In simple terms, crystallography provides us with three-dimensional pictures of the various biochemical engines that the virus relies upon for reproduction. If these engines can be blocked through appropriate medication e.g. by introducing a molecule into the site where the biochemical action takes place, then the viral disease can be cured.

Many of these engines manipulate hydrogen nuclei. This is where the neutrons come in. They are ideal for detecting hydrogen nuclei in the structure. The ILL is the leading neutron facility in the domain of biological macromolecular neutron crystallography. Recent studies on HIV-1 protease (a biochemical engine that - like a pair of scissors - cuts long polymer chains and is essential for the life-cycle of the HIV virus) performed at the ILL’s instrument LADI perfectly illustrate the case. The neutron data allows to better design the drug that blocks the scissors in their active site.

SARS-CoV-2 offers many potential targets for such neutron studies. Given the relevance of this research, ILL has decided -in the framework of the Endurance upgrade programme- to enhance capacity by adding another instrument (DALI) (pdf - 2.36 Mi) to its instrument suite. DALI was just in the process of being assembled when the lock-down hit the ILL activities. The installation will be completed after the lock-down and the instrument will be commissioned during the next cycle.

When it comes to studying the function of larger biological complexes such as assembled viruses, small angle neutron scattering becomes an important analytical tool. This is due to the fact that: the larger the objects under investigation, the smaller gets the angle of deviation of the neutrons during scattering from those objects. Neutrons offer the enormous advantage that individual subunits can be marked by advanced deuteration allowing to distinguish specific regions (RNA, proteins and lipids) in the complexes.

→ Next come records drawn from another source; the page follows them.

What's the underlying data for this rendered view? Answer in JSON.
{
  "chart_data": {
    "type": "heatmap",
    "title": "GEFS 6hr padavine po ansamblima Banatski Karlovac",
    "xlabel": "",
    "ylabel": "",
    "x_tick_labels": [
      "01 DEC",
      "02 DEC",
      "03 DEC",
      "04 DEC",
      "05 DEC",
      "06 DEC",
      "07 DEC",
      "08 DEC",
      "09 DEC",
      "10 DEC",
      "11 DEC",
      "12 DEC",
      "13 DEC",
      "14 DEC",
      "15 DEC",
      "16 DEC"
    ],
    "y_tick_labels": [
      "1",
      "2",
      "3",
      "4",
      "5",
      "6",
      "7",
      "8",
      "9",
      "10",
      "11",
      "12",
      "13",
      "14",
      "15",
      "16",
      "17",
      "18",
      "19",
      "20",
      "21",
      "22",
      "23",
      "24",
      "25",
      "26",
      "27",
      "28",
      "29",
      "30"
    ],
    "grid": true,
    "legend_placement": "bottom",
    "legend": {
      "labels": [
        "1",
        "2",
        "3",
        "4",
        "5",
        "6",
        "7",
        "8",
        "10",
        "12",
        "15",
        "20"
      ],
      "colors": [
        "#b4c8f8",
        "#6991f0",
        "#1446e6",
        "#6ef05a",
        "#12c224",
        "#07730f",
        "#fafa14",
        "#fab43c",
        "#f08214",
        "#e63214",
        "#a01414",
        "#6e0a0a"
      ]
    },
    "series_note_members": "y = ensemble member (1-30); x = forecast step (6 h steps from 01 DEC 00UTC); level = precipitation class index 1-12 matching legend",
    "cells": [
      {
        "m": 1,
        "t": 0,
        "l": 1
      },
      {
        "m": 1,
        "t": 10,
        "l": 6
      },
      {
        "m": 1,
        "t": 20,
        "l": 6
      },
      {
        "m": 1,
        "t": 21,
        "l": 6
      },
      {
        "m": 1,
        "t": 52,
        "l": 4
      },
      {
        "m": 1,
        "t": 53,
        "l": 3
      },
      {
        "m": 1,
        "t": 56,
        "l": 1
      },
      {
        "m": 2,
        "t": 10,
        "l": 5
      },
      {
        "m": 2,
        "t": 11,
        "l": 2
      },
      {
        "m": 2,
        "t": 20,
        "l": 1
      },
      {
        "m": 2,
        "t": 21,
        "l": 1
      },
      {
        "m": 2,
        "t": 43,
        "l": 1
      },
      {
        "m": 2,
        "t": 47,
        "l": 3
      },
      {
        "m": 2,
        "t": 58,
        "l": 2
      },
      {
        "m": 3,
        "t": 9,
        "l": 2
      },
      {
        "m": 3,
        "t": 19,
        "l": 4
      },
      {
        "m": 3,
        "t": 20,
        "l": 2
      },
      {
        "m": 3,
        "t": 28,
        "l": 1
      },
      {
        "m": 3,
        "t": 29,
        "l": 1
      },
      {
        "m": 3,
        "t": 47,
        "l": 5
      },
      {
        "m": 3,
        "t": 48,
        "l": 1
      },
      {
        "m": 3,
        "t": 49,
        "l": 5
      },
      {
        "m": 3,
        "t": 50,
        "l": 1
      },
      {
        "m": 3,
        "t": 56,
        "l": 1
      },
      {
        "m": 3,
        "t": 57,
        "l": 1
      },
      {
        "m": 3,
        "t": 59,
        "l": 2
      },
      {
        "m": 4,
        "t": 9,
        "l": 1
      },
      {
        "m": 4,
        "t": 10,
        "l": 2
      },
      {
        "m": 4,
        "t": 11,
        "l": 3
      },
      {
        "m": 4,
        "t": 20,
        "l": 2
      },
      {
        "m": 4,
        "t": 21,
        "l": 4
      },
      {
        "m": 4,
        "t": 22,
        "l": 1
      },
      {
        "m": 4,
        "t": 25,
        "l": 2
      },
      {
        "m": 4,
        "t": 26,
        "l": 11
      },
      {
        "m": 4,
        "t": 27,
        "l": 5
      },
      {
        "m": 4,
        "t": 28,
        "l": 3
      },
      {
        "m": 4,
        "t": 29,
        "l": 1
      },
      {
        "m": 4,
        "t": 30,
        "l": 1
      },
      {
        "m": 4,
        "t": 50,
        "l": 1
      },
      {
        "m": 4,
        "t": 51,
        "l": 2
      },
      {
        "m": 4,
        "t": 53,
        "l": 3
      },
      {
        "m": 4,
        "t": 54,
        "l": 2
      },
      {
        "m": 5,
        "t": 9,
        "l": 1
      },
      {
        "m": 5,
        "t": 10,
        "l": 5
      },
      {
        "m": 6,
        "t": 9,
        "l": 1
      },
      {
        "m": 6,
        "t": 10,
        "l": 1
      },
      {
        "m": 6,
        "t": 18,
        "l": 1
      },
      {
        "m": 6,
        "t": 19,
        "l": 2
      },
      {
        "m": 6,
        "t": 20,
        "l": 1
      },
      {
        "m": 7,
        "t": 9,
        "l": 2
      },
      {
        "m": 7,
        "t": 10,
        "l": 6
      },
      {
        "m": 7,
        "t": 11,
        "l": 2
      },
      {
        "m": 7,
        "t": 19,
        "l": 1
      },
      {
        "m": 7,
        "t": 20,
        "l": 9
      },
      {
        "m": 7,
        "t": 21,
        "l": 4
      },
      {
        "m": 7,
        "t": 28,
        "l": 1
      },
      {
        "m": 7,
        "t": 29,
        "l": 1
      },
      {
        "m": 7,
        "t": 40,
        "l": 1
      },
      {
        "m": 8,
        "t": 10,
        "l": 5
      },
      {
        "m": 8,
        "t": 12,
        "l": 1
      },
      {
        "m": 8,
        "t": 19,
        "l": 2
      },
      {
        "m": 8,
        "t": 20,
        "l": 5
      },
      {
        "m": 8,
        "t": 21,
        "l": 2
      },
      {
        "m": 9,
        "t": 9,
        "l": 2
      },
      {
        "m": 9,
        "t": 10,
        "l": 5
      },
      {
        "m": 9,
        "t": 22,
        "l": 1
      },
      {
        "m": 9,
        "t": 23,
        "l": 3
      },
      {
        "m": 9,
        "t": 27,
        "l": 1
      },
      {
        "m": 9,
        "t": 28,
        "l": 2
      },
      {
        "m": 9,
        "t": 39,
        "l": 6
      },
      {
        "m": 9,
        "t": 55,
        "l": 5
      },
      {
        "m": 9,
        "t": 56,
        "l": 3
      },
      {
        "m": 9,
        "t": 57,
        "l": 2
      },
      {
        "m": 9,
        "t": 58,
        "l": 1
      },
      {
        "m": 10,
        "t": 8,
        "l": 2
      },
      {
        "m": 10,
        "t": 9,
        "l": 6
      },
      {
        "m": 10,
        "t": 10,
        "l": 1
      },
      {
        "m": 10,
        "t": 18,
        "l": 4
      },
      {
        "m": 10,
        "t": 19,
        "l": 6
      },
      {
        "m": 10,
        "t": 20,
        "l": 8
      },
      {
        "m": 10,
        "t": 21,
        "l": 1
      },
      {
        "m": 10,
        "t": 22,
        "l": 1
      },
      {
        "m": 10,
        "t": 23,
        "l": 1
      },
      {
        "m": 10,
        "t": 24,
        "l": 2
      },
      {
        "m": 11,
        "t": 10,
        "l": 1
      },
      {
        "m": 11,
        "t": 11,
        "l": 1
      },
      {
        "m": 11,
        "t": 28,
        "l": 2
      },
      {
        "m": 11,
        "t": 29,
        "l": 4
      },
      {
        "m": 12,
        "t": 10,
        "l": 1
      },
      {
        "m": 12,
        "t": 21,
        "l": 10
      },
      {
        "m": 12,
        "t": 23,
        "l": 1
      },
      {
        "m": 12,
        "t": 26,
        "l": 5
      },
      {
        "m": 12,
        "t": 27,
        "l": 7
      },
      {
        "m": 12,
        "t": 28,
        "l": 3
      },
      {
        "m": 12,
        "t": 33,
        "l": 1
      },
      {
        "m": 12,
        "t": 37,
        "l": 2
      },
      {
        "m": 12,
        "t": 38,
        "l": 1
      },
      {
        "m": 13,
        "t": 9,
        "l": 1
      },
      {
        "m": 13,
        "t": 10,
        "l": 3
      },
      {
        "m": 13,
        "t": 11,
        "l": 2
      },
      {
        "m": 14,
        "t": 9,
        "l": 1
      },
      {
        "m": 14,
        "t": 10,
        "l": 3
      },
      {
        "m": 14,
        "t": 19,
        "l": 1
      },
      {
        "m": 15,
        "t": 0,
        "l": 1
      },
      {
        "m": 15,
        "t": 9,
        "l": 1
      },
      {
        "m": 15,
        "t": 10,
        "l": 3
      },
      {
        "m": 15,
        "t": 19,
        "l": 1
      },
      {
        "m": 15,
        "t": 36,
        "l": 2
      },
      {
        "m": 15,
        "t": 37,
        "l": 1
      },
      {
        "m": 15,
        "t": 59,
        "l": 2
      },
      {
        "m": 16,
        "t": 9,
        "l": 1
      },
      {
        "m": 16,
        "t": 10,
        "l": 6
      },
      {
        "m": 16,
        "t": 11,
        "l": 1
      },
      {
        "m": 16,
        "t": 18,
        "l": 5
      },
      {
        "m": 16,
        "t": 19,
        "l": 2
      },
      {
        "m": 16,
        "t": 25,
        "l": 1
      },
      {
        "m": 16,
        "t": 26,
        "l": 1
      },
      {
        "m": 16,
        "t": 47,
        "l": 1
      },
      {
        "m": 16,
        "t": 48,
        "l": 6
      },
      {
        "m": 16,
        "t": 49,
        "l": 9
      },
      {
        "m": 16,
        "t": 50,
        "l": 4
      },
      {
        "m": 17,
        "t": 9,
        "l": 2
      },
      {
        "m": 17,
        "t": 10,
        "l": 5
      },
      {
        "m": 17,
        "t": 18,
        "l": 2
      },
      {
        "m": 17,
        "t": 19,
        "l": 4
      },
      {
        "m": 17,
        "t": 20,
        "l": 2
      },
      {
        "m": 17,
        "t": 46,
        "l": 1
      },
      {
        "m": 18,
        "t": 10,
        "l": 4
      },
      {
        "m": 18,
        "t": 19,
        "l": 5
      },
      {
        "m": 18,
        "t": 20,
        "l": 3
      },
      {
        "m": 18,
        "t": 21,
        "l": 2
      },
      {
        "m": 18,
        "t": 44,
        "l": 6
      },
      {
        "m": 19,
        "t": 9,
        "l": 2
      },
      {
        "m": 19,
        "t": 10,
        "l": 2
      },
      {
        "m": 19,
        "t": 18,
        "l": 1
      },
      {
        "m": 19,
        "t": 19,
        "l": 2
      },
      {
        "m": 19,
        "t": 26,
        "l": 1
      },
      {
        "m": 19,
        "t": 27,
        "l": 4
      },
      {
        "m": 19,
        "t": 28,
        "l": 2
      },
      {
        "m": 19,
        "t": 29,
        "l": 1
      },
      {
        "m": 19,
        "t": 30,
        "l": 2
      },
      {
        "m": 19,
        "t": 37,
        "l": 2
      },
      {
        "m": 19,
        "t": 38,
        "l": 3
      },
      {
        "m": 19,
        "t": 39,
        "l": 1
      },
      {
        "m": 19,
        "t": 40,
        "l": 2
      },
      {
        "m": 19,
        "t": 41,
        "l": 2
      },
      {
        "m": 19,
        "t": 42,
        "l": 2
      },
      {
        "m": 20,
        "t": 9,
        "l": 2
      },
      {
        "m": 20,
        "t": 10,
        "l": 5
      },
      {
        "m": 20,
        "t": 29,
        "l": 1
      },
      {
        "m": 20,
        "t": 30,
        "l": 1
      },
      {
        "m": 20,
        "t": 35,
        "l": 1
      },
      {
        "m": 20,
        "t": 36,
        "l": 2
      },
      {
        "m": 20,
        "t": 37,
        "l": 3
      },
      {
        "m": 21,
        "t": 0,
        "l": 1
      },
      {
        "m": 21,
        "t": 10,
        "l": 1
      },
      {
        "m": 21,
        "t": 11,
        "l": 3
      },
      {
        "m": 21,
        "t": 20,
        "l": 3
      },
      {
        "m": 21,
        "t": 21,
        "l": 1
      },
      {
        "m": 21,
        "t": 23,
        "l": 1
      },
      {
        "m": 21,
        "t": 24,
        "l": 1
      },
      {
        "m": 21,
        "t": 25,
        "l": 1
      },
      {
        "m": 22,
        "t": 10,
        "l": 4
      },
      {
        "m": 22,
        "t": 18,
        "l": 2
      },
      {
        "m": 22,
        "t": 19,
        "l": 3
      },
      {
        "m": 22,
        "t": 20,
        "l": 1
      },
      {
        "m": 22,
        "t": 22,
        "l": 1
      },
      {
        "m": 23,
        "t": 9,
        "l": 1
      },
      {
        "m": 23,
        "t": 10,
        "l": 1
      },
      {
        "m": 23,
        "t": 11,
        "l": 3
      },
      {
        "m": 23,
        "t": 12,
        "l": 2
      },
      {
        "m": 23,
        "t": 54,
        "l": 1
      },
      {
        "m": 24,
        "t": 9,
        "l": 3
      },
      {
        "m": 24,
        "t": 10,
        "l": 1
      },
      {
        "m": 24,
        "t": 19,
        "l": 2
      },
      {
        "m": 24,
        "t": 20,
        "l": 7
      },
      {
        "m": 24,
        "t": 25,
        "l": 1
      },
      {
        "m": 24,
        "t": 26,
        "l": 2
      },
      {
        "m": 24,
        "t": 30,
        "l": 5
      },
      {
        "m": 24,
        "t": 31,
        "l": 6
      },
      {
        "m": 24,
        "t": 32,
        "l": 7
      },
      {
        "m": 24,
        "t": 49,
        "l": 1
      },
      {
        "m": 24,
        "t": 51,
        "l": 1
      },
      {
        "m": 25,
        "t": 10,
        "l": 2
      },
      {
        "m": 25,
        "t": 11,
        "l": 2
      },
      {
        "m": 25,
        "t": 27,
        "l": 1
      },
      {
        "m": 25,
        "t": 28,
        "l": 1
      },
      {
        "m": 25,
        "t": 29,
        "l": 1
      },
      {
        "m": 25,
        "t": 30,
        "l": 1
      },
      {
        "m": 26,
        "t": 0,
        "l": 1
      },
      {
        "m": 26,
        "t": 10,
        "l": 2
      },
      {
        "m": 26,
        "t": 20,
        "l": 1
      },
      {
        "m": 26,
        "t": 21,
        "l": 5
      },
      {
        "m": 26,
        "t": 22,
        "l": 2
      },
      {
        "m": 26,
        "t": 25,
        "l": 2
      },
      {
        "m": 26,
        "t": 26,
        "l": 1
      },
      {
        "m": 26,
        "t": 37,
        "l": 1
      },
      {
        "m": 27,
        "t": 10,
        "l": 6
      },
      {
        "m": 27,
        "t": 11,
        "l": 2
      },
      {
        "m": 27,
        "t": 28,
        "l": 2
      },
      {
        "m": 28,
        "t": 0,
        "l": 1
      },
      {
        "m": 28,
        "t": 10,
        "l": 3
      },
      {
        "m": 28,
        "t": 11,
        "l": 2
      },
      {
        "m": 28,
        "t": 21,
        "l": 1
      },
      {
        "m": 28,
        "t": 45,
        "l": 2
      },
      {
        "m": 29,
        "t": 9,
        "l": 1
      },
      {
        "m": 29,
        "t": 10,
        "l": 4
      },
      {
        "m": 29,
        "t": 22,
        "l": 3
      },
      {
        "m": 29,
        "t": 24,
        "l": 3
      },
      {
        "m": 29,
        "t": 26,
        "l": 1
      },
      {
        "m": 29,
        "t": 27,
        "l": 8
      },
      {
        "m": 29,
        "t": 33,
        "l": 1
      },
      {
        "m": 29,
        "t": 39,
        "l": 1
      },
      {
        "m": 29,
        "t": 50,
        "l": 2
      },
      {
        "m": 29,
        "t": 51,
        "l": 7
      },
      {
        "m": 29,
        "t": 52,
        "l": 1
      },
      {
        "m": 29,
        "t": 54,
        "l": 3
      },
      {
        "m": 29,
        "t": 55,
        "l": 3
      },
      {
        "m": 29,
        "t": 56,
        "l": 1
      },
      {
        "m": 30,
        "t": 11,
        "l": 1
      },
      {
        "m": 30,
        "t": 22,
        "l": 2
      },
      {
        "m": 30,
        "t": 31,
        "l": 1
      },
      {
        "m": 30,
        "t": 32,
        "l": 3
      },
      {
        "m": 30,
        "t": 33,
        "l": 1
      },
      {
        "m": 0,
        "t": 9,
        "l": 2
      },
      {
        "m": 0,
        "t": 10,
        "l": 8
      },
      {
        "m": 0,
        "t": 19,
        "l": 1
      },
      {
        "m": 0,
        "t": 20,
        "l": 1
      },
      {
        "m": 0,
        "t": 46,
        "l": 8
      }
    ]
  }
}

While NMR and cryo-electron microscopy provide the detailed atomic-resolution structure of small biological assemblies, neutron scattering allows researchers to pan back to see the larger picture of full molecular complexes at lower resolution. Neutron scattering is also uniquely suited to determining the structure of functional membrane proteins in physiological conditions. Neutron scattering will therefore make it possible to map out the structure of the complex formed by the SARS-CoV-2 spike protein—the protein surrounding the virus—and its human receptor.

With its excellent suite of small-angle instruments and the outstanding expertise in applying them to biological systems, ILL is perfectly positioned for performing such studies on SARS-CoV-2.

More about Small Angle Neutron Scattering

Finally, we should not forget that viruses in their physiological environments are highly dynamic systems. Knowing how they move, deform and cluster is essential to the optimisation of diagnostic and therapeutic processes. Neutron spectroscopy, which is ideally suited to follow the motion of matter from the small chemical group to large macromolecular assemblies, is the tool of choice to provide this information.